Over the next three decades the roadshow toured every Australian state and extended internationally to New Zealand, South Africa, Rhodesia, the United Kingdom, Canada and the United States, where Adams continued to provide live commentary in venues ranging from community halls to first-run city theatres.

=== Later Re-releases and Audio Track ===
Although the expedition was filmed in 1955, early screenings featured Adams providing live microphone commentary in theatres. In the mid-1970s, to facilitate television broadcast and commercial distribution, Adams recorded a permanent narration track and sound effects in his Scarborough, Perth home. For this re-release, a new introduction was filmed in suburban Perth in the 1970s to set up the documentary, creating a chronological mix of 1950s expedition footage and 1970s backdrops.

== Reception ==
Contemporary press praised the film’s authenticity and “unrehearsed excitement”; over 70,000 Victorians saw it in its first Melbourne run alone.

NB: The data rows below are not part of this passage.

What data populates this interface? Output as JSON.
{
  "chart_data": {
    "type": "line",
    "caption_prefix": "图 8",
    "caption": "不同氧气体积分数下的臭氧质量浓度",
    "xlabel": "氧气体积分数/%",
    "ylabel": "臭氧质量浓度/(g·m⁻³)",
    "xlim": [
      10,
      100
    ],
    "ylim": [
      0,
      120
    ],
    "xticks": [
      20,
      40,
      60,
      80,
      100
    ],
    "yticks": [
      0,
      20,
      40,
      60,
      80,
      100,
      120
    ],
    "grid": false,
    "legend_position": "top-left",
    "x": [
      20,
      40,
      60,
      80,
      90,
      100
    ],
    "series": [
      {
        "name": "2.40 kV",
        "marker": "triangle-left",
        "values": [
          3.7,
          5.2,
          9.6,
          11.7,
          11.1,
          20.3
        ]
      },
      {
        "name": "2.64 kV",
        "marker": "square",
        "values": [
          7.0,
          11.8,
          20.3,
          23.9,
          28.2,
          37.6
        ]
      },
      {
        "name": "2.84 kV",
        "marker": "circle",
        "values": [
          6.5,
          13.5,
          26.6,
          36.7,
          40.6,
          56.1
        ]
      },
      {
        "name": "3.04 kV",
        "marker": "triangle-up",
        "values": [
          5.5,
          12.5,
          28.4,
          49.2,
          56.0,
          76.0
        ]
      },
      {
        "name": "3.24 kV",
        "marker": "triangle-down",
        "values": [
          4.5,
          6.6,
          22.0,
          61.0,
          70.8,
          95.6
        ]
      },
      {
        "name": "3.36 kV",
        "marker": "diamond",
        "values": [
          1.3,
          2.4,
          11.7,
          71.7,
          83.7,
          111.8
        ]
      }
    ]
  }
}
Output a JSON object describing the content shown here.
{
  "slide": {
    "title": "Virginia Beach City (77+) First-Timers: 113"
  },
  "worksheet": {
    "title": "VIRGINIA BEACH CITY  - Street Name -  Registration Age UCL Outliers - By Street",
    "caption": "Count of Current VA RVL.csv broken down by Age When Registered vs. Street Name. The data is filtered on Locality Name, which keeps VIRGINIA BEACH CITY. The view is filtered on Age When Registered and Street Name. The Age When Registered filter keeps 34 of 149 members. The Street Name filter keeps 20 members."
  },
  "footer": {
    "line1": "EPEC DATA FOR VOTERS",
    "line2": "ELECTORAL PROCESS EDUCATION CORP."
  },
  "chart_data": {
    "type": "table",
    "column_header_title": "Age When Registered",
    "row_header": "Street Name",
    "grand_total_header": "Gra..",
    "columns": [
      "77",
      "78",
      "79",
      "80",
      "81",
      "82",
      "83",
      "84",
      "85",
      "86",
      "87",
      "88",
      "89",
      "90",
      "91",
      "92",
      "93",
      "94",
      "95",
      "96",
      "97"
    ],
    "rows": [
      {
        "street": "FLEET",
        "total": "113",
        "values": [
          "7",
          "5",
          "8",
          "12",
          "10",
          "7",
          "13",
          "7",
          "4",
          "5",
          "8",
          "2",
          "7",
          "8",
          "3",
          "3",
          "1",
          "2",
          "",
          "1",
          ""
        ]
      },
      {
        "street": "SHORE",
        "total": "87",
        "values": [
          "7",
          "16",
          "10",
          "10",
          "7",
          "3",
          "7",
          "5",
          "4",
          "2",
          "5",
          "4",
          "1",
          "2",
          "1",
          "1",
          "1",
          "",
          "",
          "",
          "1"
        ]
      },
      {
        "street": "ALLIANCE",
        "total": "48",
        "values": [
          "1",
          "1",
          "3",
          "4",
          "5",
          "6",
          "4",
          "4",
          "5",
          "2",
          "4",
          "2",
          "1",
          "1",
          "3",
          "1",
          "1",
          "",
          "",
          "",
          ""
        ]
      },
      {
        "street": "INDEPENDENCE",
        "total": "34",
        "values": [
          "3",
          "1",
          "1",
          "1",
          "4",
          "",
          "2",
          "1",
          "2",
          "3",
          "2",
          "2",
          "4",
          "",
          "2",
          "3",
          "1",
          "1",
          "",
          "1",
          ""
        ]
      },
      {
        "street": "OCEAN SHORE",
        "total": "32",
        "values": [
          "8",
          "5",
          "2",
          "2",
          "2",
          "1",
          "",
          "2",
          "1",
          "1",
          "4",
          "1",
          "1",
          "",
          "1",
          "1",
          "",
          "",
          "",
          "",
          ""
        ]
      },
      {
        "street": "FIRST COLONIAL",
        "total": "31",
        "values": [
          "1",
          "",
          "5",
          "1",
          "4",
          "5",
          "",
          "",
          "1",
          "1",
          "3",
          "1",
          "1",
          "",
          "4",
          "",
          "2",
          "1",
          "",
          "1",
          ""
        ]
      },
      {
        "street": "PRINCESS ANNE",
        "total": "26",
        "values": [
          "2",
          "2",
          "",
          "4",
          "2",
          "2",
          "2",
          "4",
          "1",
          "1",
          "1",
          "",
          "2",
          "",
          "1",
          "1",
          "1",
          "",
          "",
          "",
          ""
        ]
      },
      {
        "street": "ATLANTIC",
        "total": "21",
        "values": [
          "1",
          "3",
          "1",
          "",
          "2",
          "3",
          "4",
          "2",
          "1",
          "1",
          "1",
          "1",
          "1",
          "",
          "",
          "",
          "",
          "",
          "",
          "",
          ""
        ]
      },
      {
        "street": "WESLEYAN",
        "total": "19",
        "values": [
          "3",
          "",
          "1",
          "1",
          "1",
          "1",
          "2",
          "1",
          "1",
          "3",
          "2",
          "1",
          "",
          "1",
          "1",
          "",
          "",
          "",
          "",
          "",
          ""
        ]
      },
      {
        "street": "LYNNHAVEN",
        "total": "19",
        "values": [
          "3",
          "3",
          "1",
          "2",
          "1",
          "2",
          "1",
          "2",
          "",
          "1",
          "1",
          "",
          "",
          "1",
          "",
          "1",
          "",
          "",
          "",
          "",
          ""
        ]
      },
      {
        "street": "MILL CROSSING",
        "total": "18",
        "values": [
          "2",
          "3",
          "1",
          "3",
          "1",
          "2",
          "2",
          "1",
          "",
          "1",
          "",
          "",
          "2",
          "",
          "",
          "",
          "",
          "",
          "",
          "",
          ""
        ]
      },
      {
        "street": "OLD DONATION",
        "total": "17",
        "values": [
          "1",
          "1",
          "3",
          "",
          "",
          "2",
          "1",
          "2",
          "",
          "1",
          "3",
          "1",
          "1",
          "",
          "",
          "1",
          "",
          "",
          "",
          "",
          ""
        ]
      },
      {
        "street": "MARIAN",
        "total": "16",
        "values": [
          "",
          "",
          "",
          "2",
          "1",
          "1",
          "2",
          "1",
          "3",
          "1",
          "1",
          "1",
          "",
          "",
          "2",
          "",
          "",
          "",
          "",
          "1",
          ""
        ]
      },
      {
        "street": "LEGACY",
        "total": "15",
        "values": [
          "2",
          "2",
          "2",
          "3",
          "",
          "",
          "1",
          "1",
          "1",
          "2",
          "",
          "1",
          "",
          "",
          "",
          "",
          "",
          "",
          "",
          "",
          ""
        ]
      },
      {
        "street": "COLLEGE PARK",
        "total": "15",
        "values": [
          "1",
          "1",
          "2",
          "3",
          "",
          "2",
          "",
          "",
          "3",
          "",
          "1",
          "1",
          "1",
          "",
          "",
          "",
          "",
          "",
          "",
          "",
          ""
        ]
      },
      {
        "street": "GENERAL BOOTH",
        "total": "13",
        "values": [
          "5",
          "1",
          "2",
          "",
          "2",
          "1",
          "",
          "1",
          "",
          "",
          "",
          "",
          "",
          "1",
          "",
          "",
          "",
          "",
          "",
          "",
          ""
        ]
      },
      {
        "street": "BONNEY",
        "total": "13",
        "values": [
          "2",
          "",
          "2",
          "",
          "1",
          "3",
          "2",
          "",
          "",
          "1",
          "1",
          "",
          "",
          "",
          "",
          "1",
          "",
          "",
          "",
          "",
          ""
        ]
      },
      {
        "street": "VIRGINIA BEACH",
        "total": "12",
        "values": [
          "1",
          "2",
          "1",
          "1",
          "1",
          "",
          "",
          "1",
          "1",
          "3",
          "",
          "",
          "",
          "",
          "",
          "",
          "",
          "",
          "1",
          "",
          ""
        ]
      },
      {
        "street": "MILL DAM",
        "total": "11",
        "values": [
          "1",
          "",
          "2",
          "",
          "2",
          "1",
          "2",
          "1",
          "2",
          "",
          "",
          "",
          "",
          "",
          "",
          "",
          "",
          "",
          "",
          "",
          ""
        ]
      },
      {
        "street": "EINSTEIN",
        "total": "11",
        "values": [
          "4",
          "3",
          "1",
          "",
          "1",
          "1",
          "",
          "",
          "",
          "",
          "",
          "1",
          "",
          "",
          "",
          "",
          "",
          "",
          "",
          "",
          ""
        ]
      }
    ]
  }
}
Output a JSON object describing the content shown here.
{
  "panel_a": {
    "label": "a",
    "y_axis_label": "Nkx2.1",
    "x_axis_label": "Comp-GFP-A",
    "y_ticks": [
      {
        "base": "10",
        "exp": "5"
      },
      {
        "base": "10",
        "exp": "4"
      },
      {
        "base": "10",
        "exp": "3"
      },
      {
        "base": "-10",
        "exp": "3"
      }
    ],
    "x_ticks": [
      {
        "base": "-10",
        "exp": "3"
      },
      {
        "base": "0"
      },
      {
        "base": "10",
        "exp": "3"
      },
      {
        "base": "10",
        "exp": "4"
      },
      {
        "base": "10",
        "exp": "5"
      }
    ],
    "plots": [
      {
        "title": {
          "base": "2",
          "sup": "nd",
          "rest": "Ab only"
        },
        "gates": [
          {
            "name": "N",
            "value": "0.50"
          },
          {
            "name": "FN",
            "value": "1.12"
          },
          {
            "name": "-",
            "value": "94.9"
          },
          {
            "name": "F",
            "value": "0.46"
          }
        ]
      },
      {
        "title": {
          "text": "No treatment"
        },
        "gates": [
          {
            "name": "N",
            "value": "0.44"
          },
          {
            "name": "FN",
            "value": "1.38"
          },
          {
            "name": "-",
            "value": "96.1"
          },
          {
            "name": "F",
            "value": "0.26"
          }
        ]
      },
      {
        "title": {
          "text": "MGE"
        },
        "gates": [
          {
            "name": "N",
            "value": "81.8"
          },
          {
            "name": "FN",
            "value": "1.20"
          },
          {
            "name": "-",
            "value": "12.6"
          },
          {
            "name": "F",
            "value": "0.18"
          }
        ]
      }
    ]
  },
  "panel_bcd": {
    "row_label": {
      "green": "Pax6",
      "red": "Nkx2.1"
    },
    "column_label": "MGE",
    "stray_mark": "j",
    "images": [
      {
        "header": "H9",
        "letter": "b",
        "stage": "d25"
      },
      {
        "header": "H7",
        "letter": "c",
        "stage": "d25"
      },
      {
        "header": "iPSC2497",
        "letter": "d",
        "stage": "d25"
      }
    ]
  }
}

Critics such as The Bulletin highlighted its “rough edges” as evidence of honesty. Some viewers objected to its graphic animal killings, prompting letters to newspapers in the early 1970s.

== Legacy ==
Northern Safari is preserved by the National Film and Sound Archive as a “foundational home movie that went professional”. Scholars position it at the genesis of Australia’s safari-adventure screen tradition. Its DIY model influenced the Leyland Brothers, Malcolm Douglas and later wildlife personalities, while its crocodile sequences informed Greg McLean’s 2007 horror film Rogue. A DVD edition remains available from Adams’s estate.